Note: if you do not care about statistical details, just ignore this post (again).
UPDATE: I gave this some more thought and I have what seems like the more logical model now.
I'm not fully boned up on my statistical models, I admit. I'm a programmer now and what I know is coding and databases. Still, some people expressed some interest in having a margin of error on the park factors post that I presented earlier. I'm unsure on the exactly correct method that would apply here but below is my best guess.
All of these factors are based on discrete possibilities, like rolling a die. You cannot roll a die and have it land on both 3 and 6. Likewise, an at bat cannot end with both a strikeout and a fly ball. Binomial distributions are used to model such circumstances.
To use some concrete data, Safeco saw 2,665 ground balls hits by left-handed hitters out of 7,648 possible chances. That gives us a ~35% chance of a ground ball. In statistical shorthand, 35% would be considered p, the percentage of the outcome occurring. The inverse of that, the percentage of the outcome not occurring, would be called q. The number of trials, 7,648, would be called n.
The standard deviation of a binomial percentage is given by the square root of ( p*q / n ). It takes just under two (1.96 to be precise) standard deviations to capture 95% of the data, so the standard deviation multiplied by 1.96 to get the plus/minus from the average. In this case, that turns out to be ~1% so the 95% confidence interval for the odds that a left-handed batter would hit a ground ball in Safeco is 35% +/- 1% or (34%, 36%).
Repeating the same away from Safeco yields a 95% interval of (35%, 37%). The factors are a ratio of the ratios however, so I had to find out how much the maximum possible spread would alter that. So I took 34% [rate in Safeco minus the error] divided by 37% [rate away from Safeco plus the error] and 36% [rate in Safeco plus the error] divided by 35% [rate away from Safeco minus the error]. Half the difference between those two ratios (turns out to be 6 points) gives me the +/- from the factor itself.

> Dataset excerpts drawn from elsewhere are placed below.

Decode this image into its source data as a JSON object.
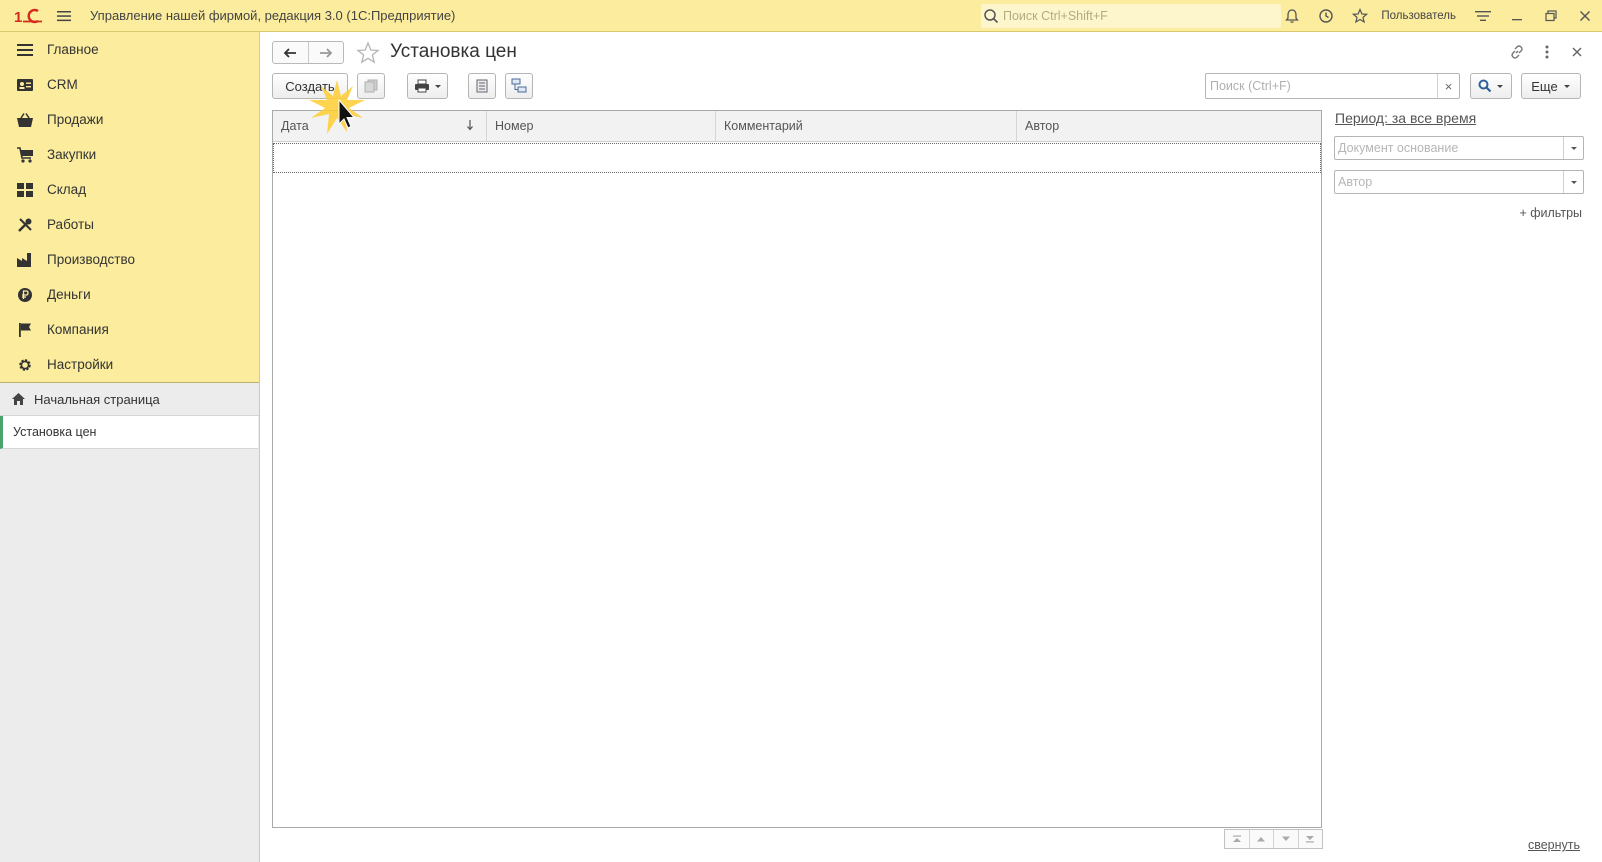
{
  "titlebar": {
    "app_title": "Управление нашей фирмой, редакция 3.0  (1С:Предприятие)",
    "search_placeholder": "Поиск Ctrl+Shift+F",
    "user": "Пользователь"
  },
  "sidebar": {
    "sections": [
      {
        "label": "Главное",
        "icon": "menu-lines-icon"
      },
      {
        "label": "CRM",
        "icon": "contact-card-icon"
      },
      {
        "label": "Продажи",
        "icon": "shopping-basket-icon"
      },
      {
        "label": "Закупки",
        "icon": "cart-icon"
      },
      {
        "label": "Склад",
        "icon": "warehouse-grid-icon"
      },
      {
        "label": "Работы",
        "icon": "tools-icon"
      },
      {
        "label": "Производство",
        "icon": "factory-icon"
      },
      {
        "label": "Деньги",
        "icon": "ruble-coin-icon"
      },
      {
        "label": "Компания",
        "icon": "flag-icon"
      },
      {
        "label": "Настройки",
        "icon": "gear-icon"
      }
    ],
    "home": "Начальная страница",
    "open_windows": [
      "Установка цен"
    ]
  },
  "page": {
    "title": "Установка цен",
    "toolbar": {
      "create": "Создать",
      "search_placeholder": "Поиск (Ctrl+F)",
      "clear": "×",
      "more": "Еще"
    },
    "table": {
      "columns": [
        "Дата",
        "Номер",
        "Комментарий",
        "Автор"
      ],
      "rows": []
    },
    "filters": {
      "period": "Период: за все время",
      "doc_base_placeholder": "Документ основание",
      "author_placeholder": "Автор",
      "add_filters": "+ фильтры"
    },
    "collapse": "свернуть"
  },
  "colors": {
    "titlebar_bg": "#fbec9e",
    "sidebar_bg": "#ececec",
    "active_marker": "#4aa36a",
    "logo_red": "#d52b1e"
  }
}
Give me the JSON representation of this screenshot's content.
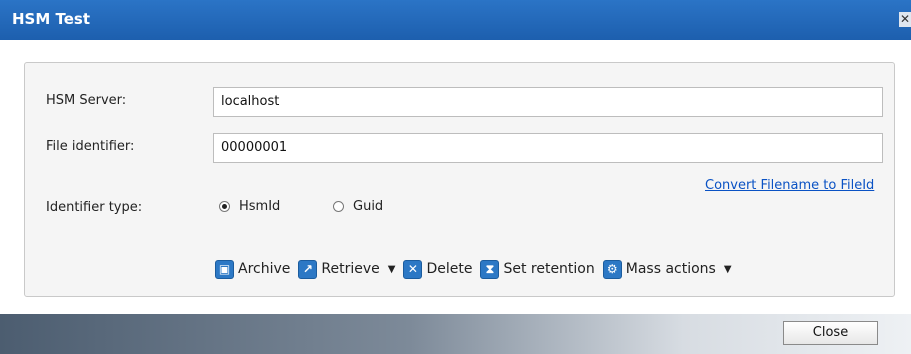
{
  "window": {
    "title": "HSM Test",
    "close_glyph": "✕"
  },
  "form": {
    "server_label": "HSM Server:",
    "server_value": "localhost",
    "file_id_label": "File identifier:",
    "file_id_value": "00000001",
    "identifier_type_label": "Identifier type:",
    "radio_options": [
      {
        "label": "HsmId",
        "selected": true
      },
      {
        "label": "Guid",
        "selected": false
      }
    ],
    "convert_link": "Convert Filename to FileId"
  },
  "toolbar": {
    "archive": "Archive",
    "retrieve": "Retrieve",
    "delete": "Delete",
    "set_retention": "Set retention",
    "mass_actions": "Mass actions"
  },
  "footer": {
    "close_label": "Close"
  }
}
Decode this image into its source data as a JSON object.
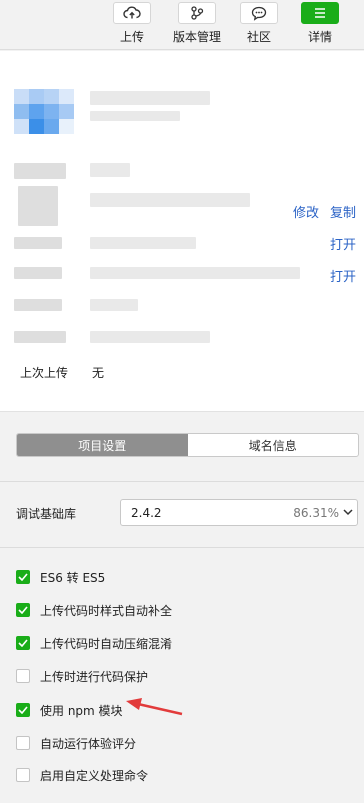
{
  "toolbar": {
    "items": [
      {
        "label": "上传",
        "icon": "cloud-upload-icon"
      },
      {
        "label": "版本管理",
        "icon": "version-branch-icon"
      },
      {
        "label": "社区",
        "icon": "chat-bubble-icon"
      },
      {
        "label": "详情",
        "icon": "menu-icon"
      }
    ],
    "accent": "#1aad19"
  },
  "info": {
    "actions": {
      "edit": "修改",
      "copy": "复制",
      "open1": "打开",
      "open2": "打开"
    },
    "last_upload": {
      "label": "上次上传",
      "value": "无"
    }
  },
  "tabs": [
    {
      "label": "项目设置",
      "active": true
    },
    {
      "label": "域名信息",
      "active": false
    }
  ],
  "base_library": {
    "label": "调试基础库",
    "version": "2.4.2",
    "percent": "86.31%"
  },
  "options": [
    {
      "label": "ES6 转 ES5",
      "checked": true
    },
    {
      "label": "上传代码时样式自动补全",
      "checked": true
    },
    {
      "label": "上传代码时自动压缩混淆",
      "checked": true
    },
    {
      "label": "上传时进行代码保护",
      "checked": false
    },
    {
      "label": "使用 npm 模块",
      "checked": true
    },
    {
      "label": "自动运行体验评分",
      "checked": false
    },
    {
      "label": "启用自定义处理命令",
      "checked": false
    }
  ]
}
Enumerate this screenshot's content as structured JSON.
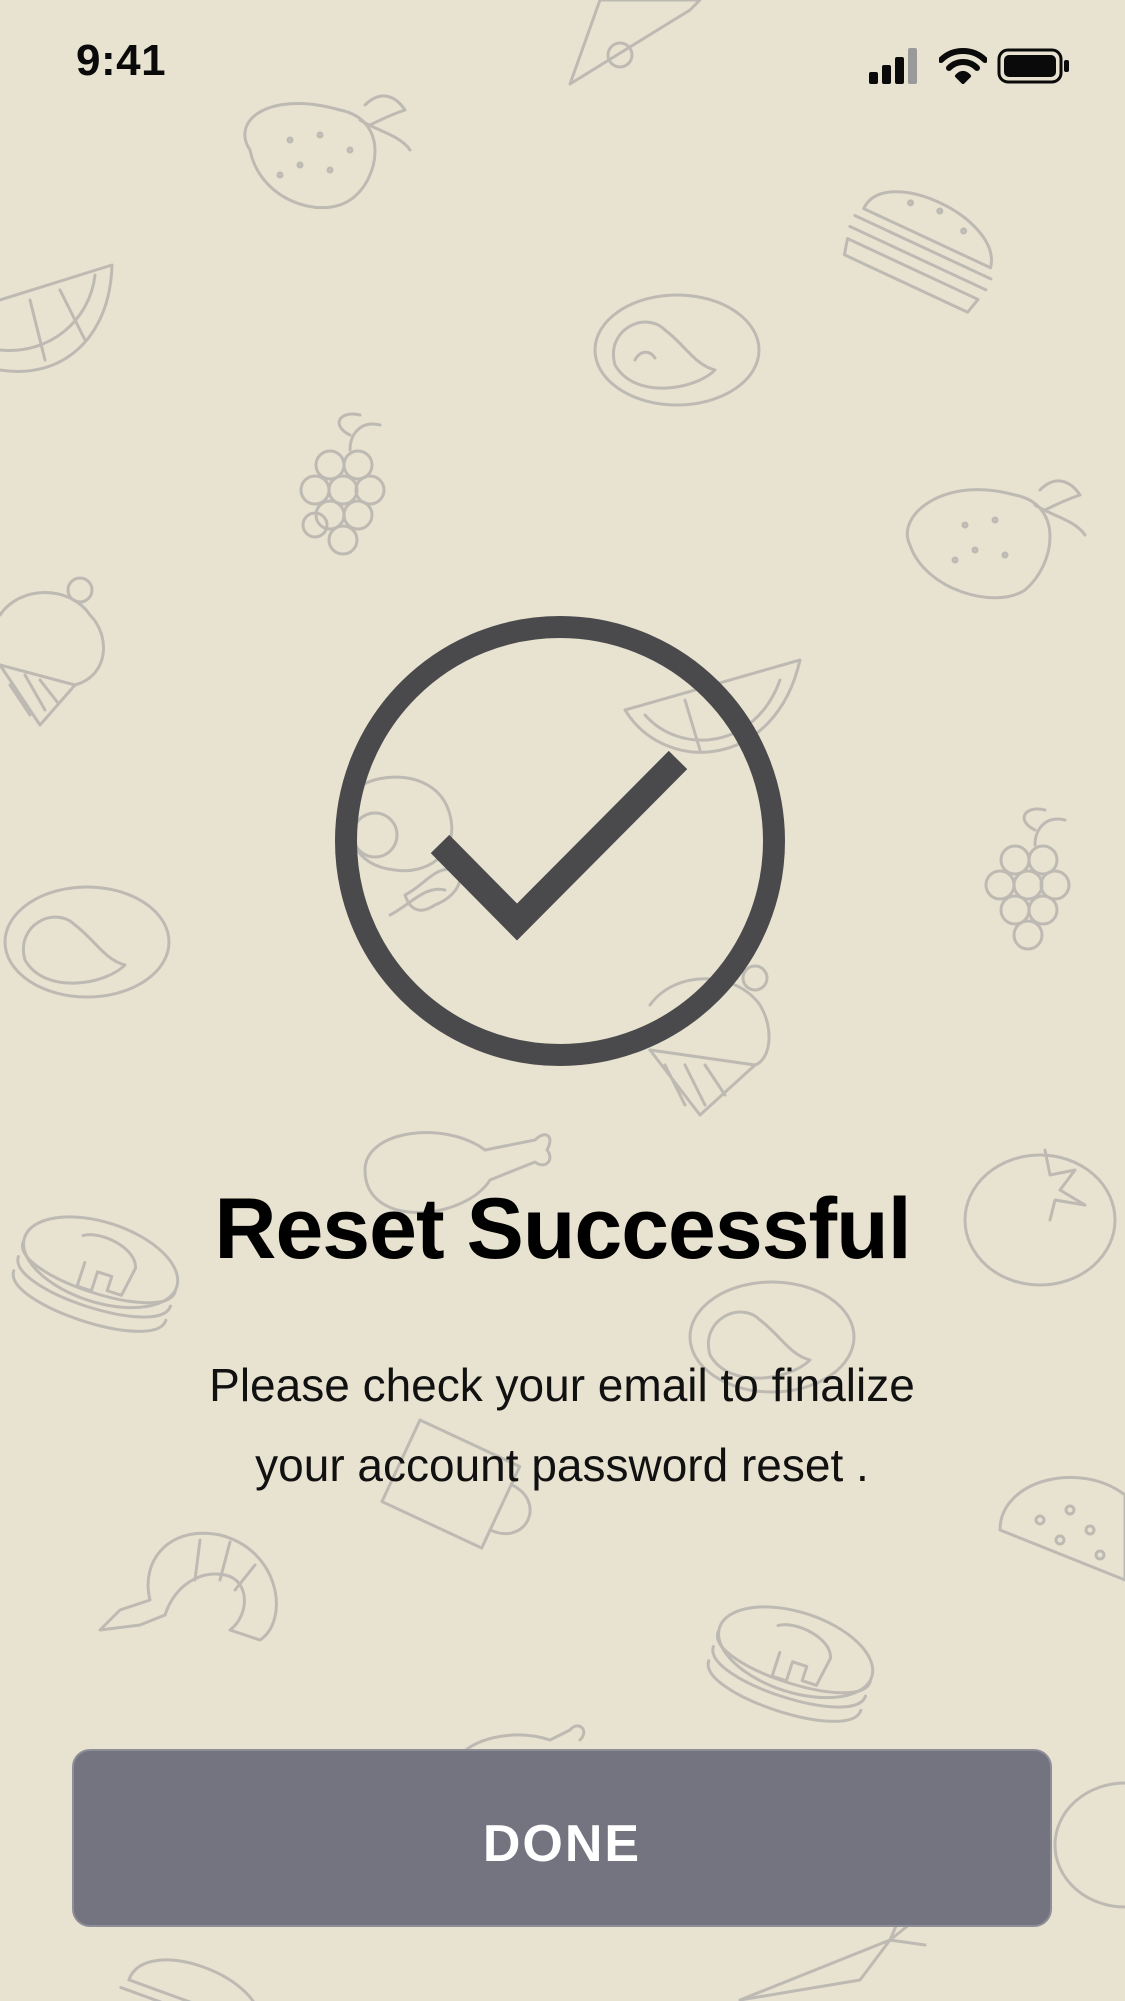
{
  "status_bar": {
    "time": "9:41",
    "icons": [
      "cellular-signal-icon",
      "wifi-icon",
      "battery-icon"
    ]
  },
  "success": {
    "icon": "checkmark-circle-icon",
    "title": "Reset Successful",
    "message_lines": [
      "Please check your email to finalize",
      "your account password reset ."
    ]
  },
  "actions": {
    "done_label": "DONE"
  },
  "colors": {
    "background": "#e8e2d0",
    "pattern_stroke": "#bdbab3",
    "icon_stroke": "#4a4a4c",
    "button_bg": "#737480",
    "button_text": "#ffffff"
  },
  "background_pattern_icons": [
    "pizza-slice-icon",
    "strawberry-icon",
    "burger-icon",
    "orange-slice-icon",
    "steak-icon",
    "grapes-icon",
    "cupcake-icon",
    "fried-egg-bacon-icon",
    "chicken-leg-icon",
    "pancakes-icon",
    "tomato-icon",
    "mug-icon",
    "shrimp-icon",
    "taco-icon",
    "carrot-icon"
  ]
}
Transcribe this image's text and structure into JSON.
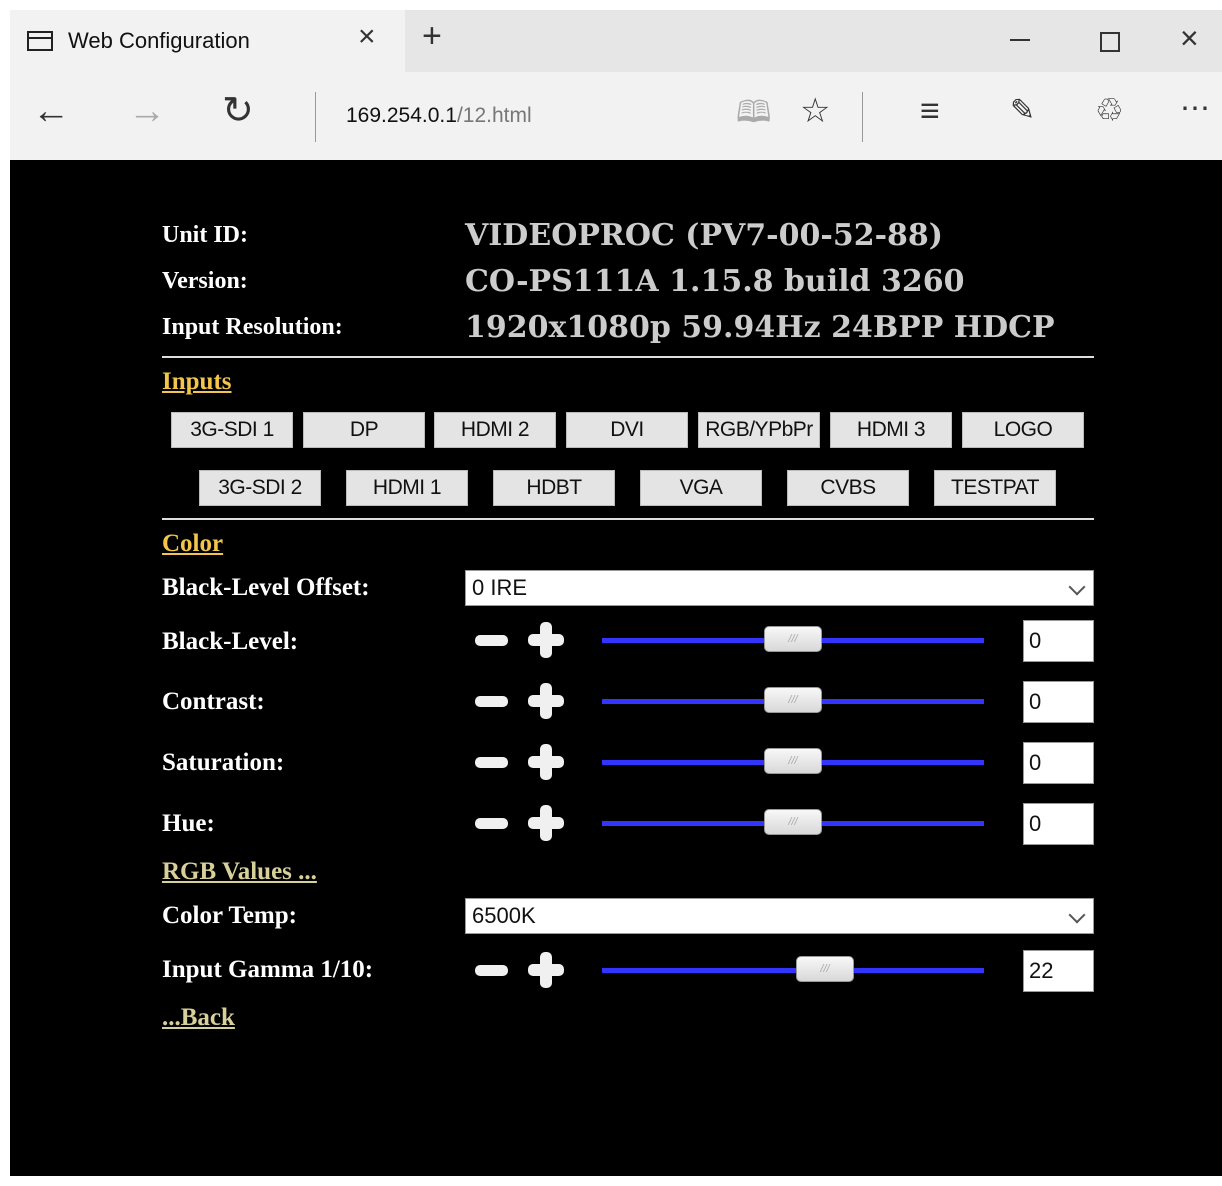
{
  "browser": {
    "tab_title": "Web Configuration",
    "url_host": "169.254.0.1",
    "url_path": "/12.html"
  },
  "info": {
    "unit_id_label": "Unit ID:",
    "unit_id_value": "VIDEOPROC (PV7-00-52-88)",
    "version_label": "Version:",
    "version_value": "CO-PS111A 1.15.8 build 3260",
    "input_res_label": "Input Resolution:",
    "input_res_value": "1920x1080p 59.94Hz 24BPP HDCP"
  },
  "inputs": {
    "heading": "Inputs",
    "row1": [
      "3G-SDI 1",
      "DP",
      "HDMI 2",
      "DVI",
      "RGB/YPbPr",
      "HDMI 3",
      "LOGO"
    ],
    "row2": [
      "3G-SDI 2",
      "HDMI 1",
      "HDBT",
      "VGA",
      "CVBS",
      "TESTPAT"
    ]
  },
  "color": {
    "heading": "Color",
    "black_level_offset_label": "Black-Level Offset:",
    "black_level_offset_value": "0 IRE",
    "black_level_label": "Black-Level:",
    "black_level_value": "0",
    "contrast_label": "Contrast:",
    "contrast_value": "0",
    "saturation_label": "Saturation:",
    "saturation_value": "0",
    "hue_label": "Hue:",
    "hue_value": "0",
    "rgb_values_link": "RGB Values ...",
    "color_temp_label": "Color Temp:",
    "color_temp_value": "6500K",
    "input_gamma_label": "Input Gamma 1/10:",
    "input_gamma_value": "22",
    "back_link": "...Back"
  },
  "sliders": {
    "black_level_level": 0.5,
    "contrast_level": 0.5,
    "saturation_level": 0.5,
    "hue_level": 0.5,
    "input_gamma_level": 0.6
  },
  "colors": {
    "page_bg": "#000000",
    "slider_track": "#3434ff",
    "inputs_heading": "#f3c54a",
    "link_khaki": "#d8d09a"
  }
}
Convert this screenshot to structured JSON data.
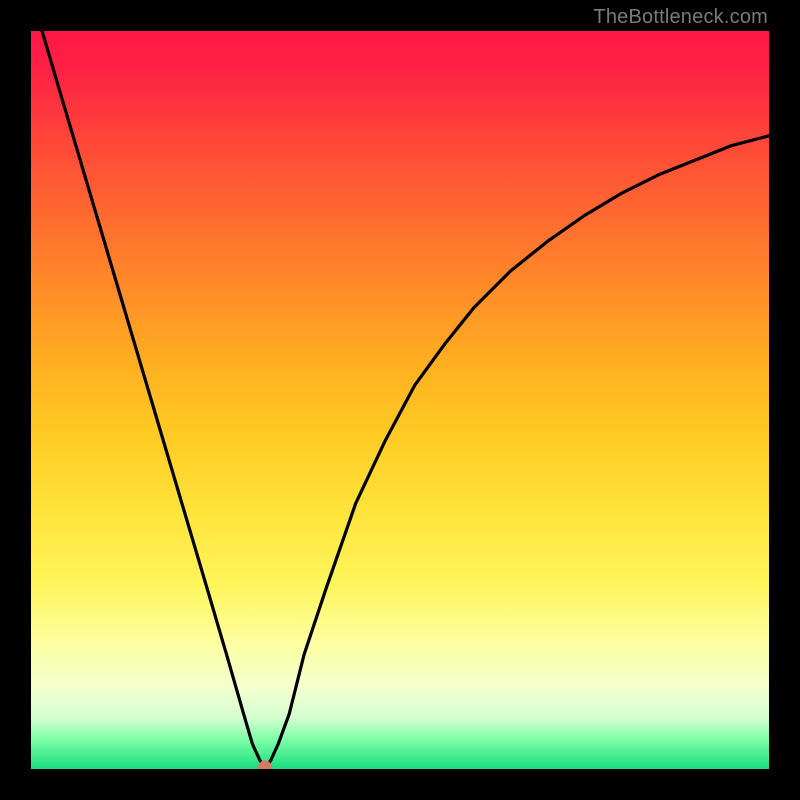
{
  "attribution": "TheBottleneck.com",
  "chart_data": {
    "type": "line",
    "title": "",
    "xlabel": "",
    "ylabel": "",
    "xlim": [
      0,
      1
    ],
    "ylim": [
      0,
      1
    ],
    "background_gradient": {
      "top": "#ff1846",
      "middle": "#ffe33a",
      "bottom": "#19d97e"
    },
    "series": [
      {
        "name": "bottleneck-curve",
        "x": [
          0.015,
          0.04,
          0.08,
          0.12,
          0.16,
          0.2,
          0.24,
          0.265,
          0.288,
          0.3,
          0.31,
          0.315,
          0.317,
          0.32,
          0.325,
          0.335,
          0.35,
          0.37,
          0.4,
          0.44,
          0.48,
          0.52,
          0.56,
          0.6,
          0.65,
          0.7,
          0.75,
          0.8,
          0.85,
          0.9,
          0.95,
          1.0
        ],
        "values": [
          1.0,
          0.915,
          0.78,
          0.645,
          0.51,
          0.375,
          0.24,
          0.155,
          0.075,
          0.034,
          0.012,
          0.005,
          0.002,
          0.005,
          0.012,
          0.034,
          0.075,
          0.155,
          0.245,
          0.36,
          0.445,
          0.52,
          0.575,
          0.625,
          0.675,
          0.715,
          0.75,
          0.78,
          0.805,
          0.825,
          0.845,
          0.858
        ]
      }
    ],
    "marker": {
      "name": "optimal-point",
      "x": 0.317,
      "y": 0.002,
      "color": "#d47a66"
    }
  }
}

Therefore, the park factor for left-handed ground balls in Safeco Field would more accurately be written as 97 +/- 6 or (91, 103). With 95% certainty, I can say that Safeco Field has a ground ball factor somewhere between 91 and 103.
Please note that these are valid only for stadia in full use over the sample, that is from 2007 onward. From a Seattle perspective, that's fine, but if we ever start talking about New Yankee Stadium, the confidence interval is obviously much wider.